Janice’s eyes grow bright. Her warm voice fills with determination. “I tell them, it’s not quitting time, this is where you have to fight, this is where you have to get strong.” She firmly believes that the system will respond if a person fights hard enough. “They have to hear your voice. They sit behind a desk and process all day and they don’t know what’s going on behind them. You don’t have to be an advocate for everybody, just be one for yourself. Because once you get out of that system, you’re one less person they have to worry about.
“I always tell the young women upstairs, do what you have to do! Write letters, and call, call, call, even if you have to call every day. They may say, you’re calling again? But they’re going to know your name on that fourth day, and they’re going to say, this woman really needs something, let’s see what she wants.”
It’s clear that Janice is a person who loves people. Even though she deals with large numbers of humanity every day, she can still zero in on the individuals in a crowd.
A family affair
“I know a lot of the guests by name. A lot of them are in my neighborhood and they wave to me and my daughters in the street.” Janice feels the interaction between the homeless population and her children is “priceless” and tries to involve her children in her work whenever possible. At Christmas, her older daughter came to the party at CHiPS and handed out donated toys to disadvantaged children. From that, and other experiences, her older daughter now wants to run a soup kitchen when she grows up.

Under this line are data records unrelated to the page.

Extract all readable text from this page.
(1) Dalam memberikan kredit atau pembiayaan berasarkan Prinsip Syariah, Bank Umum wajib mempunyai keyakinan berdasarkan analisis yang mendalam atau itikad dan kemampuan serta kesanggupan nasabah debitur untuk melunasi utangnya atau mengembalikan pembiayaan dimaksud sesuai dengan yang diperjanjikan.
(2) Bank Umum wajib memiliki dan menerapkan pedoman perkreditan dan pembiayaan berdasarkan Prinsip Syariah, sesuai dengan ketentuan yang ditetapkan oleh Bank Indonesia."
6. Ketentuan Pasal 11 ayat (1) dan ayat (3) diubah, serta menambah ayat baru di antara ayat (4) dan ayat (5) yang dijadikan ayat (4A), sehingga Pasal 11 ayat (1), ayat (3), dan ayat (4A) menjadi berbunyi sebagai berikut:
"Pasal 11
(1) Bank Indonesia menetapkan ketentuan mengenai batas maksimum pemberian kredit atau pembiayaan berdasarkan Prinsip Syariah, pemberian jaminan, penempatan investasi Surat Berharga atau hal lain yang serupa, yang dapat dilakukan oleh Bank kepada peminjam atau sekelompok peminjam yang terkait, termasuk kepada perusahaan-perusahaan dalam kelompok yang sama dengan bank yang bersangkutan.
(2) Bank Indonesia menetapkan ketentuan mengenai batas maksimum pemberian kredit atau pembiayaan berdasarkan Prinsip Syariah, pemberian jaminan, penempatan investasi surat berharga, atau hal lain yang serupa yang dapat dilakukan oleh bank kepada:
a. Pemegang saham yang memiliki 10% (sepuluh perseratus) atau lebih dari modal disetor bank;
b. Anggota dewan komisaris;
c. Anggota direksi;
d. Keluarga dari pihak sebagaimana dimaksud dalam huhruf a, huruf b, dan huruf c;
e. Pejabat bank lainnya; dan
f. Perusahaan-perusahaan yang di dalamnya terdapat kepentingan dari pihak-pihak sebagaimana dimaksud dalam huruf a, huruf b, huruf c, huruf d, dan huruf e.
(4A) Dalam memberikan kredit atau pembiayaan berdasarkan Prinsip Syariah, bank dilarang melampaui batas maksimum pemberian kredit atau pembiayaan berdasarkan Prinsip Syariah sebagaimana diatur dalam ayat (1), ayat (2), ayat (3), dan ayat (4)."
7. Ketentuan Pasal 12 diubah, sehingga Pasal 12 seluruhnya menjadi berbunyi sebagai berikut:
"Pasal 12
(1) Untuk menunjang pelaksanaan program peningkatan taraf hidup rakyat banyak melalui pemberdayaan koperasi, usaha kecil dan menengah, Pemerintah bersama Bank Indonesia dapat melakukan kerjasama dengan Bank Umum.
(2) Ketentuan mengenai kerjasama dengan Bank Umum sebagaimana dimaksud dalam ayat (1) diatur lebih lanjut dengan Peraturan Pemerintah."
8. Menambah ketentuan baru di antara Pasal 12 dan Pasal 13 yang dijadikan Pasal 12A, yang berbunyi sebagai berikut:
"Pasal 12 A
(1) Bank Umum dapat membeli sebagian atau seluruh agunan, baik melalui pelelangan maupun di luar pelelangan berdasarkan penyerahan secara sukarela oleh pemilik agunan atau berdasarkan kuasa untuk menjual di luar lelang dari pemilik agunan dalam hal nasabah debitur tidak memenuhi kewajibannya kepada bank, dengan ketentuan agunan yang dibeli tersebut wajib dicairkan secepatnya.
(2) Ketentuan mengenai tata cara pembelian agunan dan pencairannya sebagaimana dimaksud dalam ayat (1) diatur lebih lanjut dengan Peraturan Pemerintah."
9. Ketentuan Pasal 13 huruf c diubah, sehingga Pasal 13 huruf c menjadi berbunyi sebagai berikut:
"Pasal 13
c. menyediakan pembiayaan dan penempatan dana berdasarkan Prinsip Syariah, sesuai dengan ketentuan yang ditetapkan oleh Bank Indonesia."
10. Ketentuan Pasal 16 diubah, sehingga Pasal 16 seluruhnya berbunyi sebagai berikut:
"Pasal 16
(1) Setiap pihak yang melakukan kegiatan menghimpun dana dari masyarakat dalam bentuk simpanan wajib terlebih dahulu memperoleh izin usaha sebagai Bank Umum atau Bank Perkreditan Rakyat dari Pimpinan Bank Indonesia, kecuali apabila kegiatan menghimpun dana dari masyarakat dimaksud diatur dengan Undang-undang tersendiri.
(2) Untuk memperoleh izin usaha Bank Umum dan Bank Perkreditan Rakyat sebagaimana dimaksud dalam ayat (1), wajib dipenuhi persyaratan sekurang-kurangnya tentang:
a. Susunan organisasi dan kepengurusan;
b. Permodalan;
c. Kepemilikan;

Janice’s work also inspires her children creatively. “There is an overpass near where I live and one of our homeless guests was just staring right through it like he was lost. My six-year-old son Anthony happened to be running and playing a few feet away, and my daughter snapped a photo of the two of them for a school project and called it A Different Life, A Different Time.”
She marvels at how precisely her daughter was able to capture the feeling of this man who looked like he had lost everything juxtaposed with a child who doesn’t have a care in the world. “And that’s what I see here,” she muses. “For a little while, our guests don’t have a care in the world. They are here eating and talking, and for that hour and a half, it’s beautiful: they don’t have a care in the world.”
Janice’s son Anthony also gets in on the action at CHiPS and comes every day after school. “Sometimes I have him do little jobs,” Janice grins. “He doesn’t say, I’m going to your job, he says, I’m going to work. He’ll put on his gloves and he’ll set up the cups and napkins on the tray, and I’ll reward him with a dollar. And he says, this is for work.”
Janice presses her own hardworking hands together. Her kind face fills with pride. “Anthony understands that some of the people who come here don’t have a home. He understands the value of the food here, and that the people come here because they are hungry.”